I am going to forego telling her for the time being and am taking it day by day. I guess like others a couple of weeks without porn and onto the hard 90 days will be my goal. Thx again for the support and I look forward to hearing from more of you.
 

05mako

New Member
Hi everyone well I am back to 5 days w/o pmo. Before my relapse i was up to 3 weeks. Reading all the different stories on here has helped a lot. Great encouragement thx to you all. I too am waking with rock hard boners and maybe since I've quit the pmo that's a good sign.
I know it takes time and do feel terrible when I stray a little. I.e Craigslist and Backpage. I know in an earlier post I stated my wife was going through menopause. That's why I was on the sites. I would go on there to hook up with women and to be honest in the beginning had great sex with them. But after being with the same women I would go back to having ed.
I do know the porn is screwing me up and am determined to kick the habit. I really am determined this time to shake this monkey off my back and get on with my life. Hopefully soon my wife will get over her issue and we can enjoy having sex again. I don't want to ruin my marriage but, between the cheating, not having sex and the porno I am doomed. Thx for all your support and I will keep reading your posts.
 

Gracie

Moderator
Staff member
Moderator
Okay, your "wife will hopefully work through her issue?"  Menopause is something that happens biologically to all women.  It is not "an issue".  What if the shoe was on the other foot and you could not get an erection due to age related prostate problems?  Then instead of being supportive, she could just use alternate means and wait for you to get over "your issue".    This PMO thing is not just about sex.  It is about self medicating every problem someone thinks they have with an orgasm.  Please men, recognize this.  If you are using porn on a regular basis, you are ignoring your wife.  If you spend an hour a day seeking out porn, try spending an hour a day being totally there in a conversation or activity with your wife.  You can make any excuse to avoid sexual intimacy with your wife.  But the longer you make excuses, the longer you are choosing to be disconnected.  Reach out to her, love her, cuddle her. 
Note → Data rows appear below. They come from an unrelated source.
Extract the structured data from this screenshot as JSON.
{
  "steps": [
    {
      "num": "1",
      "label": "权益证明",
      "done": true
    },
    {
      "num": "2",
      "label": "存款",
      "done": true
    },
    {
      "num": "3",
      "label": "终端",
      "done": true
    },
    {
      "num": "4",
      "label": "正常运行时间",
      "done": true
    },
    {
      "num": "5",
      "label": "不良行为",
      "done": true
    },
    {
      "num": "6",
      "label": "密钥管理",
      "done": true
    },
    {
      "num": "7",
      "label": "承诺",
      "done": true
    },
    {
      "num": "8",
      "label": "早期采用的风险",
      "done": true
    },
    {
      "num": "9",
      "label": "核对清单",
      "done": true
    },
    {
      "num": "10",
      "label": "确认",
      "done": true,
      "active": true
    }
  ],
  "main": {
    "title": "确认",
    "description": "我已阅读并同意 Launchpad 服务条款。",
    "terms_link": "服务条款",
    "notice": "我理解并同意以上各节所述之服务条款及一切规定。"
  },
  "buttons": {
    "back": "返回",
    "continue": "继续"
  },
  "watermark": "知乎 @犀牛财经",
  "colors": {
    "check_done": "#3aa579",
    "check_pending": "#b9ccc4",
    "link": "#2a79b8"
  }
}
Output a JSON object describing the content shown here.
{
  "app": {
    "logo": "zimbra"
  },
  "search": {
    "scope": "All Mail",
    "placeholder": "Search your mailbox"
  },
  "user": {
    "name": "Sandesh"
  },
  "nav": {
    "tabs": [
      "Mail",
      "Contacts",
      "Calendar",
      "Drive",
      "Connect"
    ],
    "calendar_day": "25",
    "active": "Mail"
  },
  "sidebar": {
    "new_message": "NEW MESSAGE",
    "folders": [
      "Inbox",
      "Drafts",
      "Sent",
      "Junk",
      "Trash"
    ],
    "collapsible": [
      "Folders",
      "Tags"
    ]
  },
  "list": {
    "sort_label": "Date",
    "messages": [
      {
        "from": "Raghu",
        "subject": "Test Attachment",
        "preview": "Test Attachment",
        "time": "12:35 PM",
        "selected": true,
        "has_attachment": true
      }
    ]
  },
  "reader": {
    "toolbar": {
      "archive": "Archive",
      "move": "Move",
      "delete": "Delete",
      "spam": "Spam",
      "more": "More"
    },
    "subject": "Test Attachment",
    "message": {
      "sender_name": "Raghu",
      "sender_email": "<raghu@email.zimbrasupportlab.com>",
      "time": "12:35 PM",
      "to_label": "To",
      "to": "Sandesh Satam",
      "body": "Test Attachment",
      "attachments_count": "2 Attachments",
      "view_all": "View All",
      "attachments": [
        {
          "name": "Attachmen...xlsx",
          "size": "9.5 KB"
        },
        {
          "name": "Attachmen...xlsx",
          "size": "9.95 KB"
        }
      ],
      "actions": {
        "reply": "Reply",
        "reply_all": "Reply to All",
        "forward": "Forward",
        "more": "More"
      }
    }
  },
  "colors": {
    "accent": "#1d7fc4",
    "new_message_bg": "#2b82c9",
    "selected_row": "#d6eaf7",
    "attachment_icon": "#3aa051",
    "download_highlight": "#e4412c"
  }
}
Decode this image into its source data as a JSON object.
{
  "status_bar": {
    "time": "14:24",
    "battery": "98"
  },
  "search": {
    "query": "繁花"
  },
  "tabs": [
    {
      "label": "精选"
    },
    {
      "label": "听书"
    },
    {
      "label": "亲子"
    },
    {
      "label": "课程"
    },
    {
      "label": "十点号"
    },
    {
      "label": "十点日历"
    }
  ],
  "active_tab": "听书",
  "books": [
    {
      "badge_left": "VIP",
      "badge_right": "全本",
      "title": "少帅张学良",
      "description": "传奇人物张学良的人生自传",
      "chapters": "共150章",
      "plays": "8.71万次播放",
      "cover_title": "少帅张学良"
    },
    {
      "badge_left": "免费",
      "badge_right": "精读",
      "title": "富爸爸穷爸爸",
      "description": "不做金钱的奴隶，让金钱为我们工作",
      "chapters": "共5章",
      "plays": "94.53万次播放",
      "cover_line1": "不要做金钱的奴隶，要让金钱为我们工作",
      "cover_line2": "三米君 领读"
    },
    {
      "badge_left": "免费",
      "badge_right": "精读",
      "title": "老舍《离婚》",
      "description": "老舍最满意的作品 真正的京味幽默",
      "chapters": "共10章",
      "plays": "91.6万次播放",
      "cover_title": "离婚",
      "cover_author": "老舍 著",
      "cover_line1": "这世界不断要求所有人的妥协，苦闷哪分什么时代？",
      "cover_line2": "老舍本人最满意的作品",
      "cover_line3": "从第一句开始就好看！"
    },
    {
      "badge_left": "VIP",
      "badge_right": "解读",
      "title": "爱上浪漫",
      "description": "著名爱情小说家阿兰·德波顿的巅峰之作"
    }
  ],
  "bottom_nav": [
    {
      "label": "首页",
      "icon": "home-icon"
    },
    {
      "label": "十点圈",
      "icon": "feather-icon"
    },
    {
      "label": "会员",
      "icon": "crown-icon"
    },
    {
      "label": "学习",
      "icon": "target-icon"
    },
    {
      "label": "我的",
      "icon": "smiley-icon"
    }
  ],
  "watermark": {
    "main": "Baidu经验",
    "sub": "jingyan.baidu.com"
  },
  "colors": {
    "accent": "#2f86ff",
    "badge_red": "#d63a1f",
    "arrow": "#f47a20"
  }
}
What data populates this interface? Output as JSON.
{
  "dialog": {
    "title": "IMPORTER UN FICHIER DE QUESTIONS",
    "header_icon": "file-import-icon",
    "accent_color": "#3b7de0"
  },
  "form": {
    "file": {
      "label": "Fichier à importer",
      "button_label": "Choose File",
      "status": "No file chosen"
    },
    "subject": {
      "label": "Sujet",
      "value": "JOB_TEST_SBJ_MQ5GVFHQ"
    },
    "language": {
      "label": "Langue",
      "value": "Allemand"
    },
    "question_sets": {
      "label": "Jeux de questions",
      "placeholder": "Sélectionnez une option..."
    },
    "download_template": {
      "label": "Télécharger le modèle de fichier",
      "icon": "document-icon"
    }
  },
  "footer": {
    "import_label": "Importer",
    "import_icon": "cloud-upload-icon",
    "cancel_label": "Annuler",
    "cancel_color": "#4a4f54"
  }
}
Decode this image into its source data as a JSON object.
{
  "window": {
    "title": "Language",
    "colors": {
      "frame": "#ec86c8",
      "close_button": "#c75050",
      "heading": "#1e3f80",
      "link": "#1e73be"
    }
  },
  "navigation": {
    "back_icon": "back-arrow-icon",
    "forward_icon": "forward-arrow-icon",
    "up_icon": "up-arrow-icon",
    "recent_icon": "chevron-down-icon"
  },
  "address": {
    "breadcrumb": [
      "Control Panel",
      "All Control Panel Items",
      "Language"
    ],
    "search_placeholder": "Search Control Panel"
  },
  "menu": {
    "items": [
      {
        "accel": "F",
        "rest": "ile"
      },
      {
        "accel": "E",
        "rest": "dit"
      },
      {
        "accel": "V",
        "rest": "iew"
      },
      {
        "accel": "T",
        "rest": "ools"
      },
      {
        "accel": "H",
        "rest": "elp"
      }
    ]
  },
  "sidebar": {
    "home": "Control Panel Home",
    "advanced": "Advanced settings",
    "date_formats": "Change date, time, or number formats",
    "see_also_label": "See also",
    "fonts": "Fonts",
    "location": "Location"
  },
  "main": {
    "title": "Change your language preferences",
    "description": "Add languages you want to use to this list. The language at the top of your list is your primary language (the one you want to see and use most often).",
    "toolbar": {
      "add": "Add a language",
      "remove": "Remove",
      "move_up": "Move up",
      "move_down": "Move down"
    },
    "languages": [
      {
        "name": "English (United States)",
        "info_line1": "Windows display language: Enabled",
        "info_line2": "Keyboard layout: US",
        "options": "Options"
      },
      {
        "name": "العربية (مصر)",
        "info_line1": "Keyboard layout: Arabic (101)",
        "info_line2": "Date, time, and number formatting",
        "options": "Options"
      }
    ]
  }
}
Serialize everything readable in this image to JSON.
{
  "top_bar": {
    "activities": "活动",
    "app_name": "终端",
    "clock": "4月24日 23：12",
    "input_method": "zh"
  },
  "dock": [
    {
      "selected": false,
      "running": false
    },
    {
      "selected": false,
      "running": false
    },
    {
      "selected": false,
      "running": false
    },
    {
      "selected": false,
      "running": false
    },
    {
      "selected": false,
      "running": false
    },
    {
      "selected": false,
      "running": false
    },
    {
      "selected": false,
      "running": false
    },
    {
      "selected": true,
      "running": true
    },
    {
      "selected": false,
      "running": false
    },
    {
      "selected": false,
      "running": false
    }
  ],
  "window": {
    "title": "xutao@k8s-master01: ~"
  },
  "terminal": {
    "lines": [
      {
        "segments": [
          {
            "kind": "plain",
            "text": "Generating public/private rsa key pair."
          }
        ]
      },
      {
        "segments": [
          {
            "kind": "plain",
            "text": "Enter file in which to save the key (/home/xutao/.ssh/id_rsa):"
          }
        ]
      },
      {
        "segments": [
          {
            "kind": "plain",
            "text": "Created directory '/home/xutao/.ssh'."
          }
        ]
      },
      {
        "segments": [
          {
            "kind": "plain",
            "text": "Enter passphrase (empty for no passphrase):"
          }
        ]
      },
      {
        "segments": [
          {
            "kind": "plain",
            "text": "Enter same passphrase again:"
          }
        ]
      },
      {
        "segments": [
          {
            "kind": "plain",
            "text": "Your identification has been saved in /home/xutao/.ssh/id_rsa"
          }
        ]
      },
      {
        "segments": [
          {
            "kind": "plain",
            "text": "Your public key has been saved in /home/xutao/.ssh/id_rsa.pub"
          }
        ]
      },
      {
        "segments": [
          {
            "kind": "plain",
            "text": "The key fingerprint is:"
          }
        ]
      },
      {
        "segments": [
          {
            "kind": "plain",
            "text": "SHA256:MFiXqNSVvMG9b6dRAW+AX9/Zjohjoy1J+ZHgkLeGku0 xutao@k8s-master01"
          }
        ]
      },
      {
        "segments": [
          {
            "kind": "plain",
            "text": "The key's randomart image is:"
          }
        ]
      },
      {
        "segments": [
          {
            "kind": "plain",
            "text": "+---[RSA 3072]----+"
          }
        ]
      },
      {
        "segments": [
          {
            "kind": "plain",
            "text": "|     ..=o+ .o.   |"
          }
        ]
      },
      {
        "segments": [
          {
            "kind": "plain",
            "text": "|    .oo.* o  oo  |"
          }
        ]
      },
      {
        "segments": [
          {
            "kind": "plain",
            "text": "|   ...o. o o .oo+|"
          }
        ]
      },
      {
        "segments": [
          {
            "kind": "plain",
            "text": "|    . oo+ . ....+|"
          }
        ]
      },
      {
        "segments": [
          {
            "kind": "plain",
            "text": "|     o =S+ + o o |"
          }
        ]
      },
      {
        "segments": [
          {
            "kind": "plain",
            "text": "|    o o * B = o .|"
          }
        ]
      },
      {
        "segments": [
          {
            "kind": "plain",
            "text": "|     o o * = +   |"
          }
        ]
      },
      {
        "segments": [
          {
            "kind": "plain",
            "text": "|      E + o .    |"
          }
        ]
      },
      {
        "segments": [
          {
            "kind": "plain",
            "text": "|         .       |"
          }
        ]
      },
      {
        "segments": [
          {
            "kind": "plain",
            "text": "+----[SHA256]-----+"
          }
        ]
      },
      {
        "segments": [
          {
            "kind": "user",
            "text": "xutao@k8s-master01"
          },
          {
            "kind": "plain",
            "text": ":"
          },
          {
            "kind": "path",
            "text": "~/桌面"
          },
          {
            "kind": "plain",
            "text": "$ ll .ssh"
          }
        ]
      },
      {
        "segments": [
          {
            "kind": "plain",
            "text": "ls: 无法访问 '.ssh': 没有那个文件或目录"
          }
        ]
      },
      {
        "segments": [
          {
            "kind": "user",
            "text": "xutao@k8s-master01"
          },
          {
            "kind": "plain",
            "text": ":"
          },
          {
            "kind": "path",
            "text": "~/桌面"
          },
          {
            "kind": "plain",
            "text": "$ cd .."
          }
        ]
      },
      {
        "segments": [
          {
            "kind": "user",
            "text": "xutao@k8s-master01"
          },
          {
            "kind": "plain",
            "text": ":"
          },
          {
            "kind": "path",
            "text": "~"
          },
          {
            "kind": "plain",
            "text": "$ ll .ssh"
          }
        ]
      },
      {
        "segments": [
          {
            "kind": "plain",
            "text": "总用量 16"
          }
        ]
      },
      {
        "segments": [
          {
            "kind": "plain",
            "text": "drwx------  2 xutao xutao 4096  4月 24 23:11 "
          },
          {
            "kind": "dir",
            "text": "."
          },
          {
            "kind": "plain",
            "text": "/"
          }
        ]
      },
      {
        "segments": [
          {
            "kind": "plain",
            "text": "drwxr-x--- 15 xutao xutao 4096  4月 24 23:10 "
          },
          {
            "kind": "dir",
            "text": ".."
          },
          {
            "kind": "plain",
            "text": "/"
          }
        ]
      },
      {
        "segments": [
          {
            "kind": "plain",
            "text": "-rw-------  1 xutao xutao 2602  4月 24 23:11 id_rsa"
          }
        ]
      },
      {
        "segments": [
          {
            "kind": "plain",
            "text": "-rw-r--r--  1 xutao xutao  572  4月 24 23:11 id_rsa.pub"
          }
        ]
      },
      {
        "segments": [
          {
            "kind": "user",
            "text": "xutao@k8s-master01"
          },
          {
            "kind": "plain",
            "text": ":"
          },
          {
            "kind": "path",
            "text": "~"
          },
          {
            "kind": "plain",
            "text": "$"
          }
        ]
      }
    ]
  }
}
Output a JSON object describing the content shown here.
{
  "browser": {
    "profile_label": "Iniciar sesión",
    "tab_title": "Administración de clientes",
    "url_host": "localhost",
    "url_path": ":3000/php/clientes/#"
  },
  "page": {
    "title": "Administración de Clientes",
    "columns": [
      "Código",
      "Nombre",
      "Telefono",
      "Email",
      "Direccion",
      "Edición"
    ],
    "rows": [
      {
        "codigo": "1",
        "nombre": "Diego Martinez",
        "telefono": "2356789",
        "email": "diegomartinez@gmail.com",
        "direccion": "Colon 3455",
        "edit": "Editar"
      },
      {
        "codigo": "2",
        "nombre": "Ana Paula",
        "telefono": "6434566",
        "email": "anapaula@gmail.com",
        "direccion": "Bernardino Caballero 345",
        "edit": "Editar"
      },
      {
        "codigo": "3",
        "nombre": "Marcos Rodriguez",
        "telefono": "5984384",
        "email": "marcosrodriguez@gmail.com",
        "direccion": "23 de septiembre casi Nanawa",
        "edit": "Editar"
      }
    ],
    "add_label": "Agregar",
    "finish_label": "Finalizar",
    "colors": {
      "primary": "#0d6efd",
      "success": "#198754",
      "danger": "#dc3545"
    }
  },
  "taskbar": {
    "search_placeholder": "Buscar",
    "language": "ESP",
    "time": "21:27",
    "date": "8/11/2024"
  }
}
For women, menopause is not pleasant.  Our bodies are betraying us.  We feel young and with it and our body is telling us we are old.  Our hormones actually change.  It is not an issue.  Help her!
 

hoopvol

Active Member
Hi 05,

your wife is going through some very difficult changes now. I have to agree with Gracie: support her! It's not impossible for a woman in her menopauze to make love. It just takes a bit more effort to get in the mood. You can help her with that. Give her attention and seduce her, like you did when you first met. I know P is an easy and lazy way to get your thrills, but believe me: putting in a bit more effort is worth it. it's about feeling connected to her again and having fun together.
It's not just about the sex, it's about making love. And that's something that doesn't start after you turn off the lights at night. It sounds to me, that your brain is already giving you an excuse to turn to P (or worse). Don't let P seduce you, but seduce your wife.....
You are both going through some changes now: try to support her and after you tell about your struggle, she can support you as well.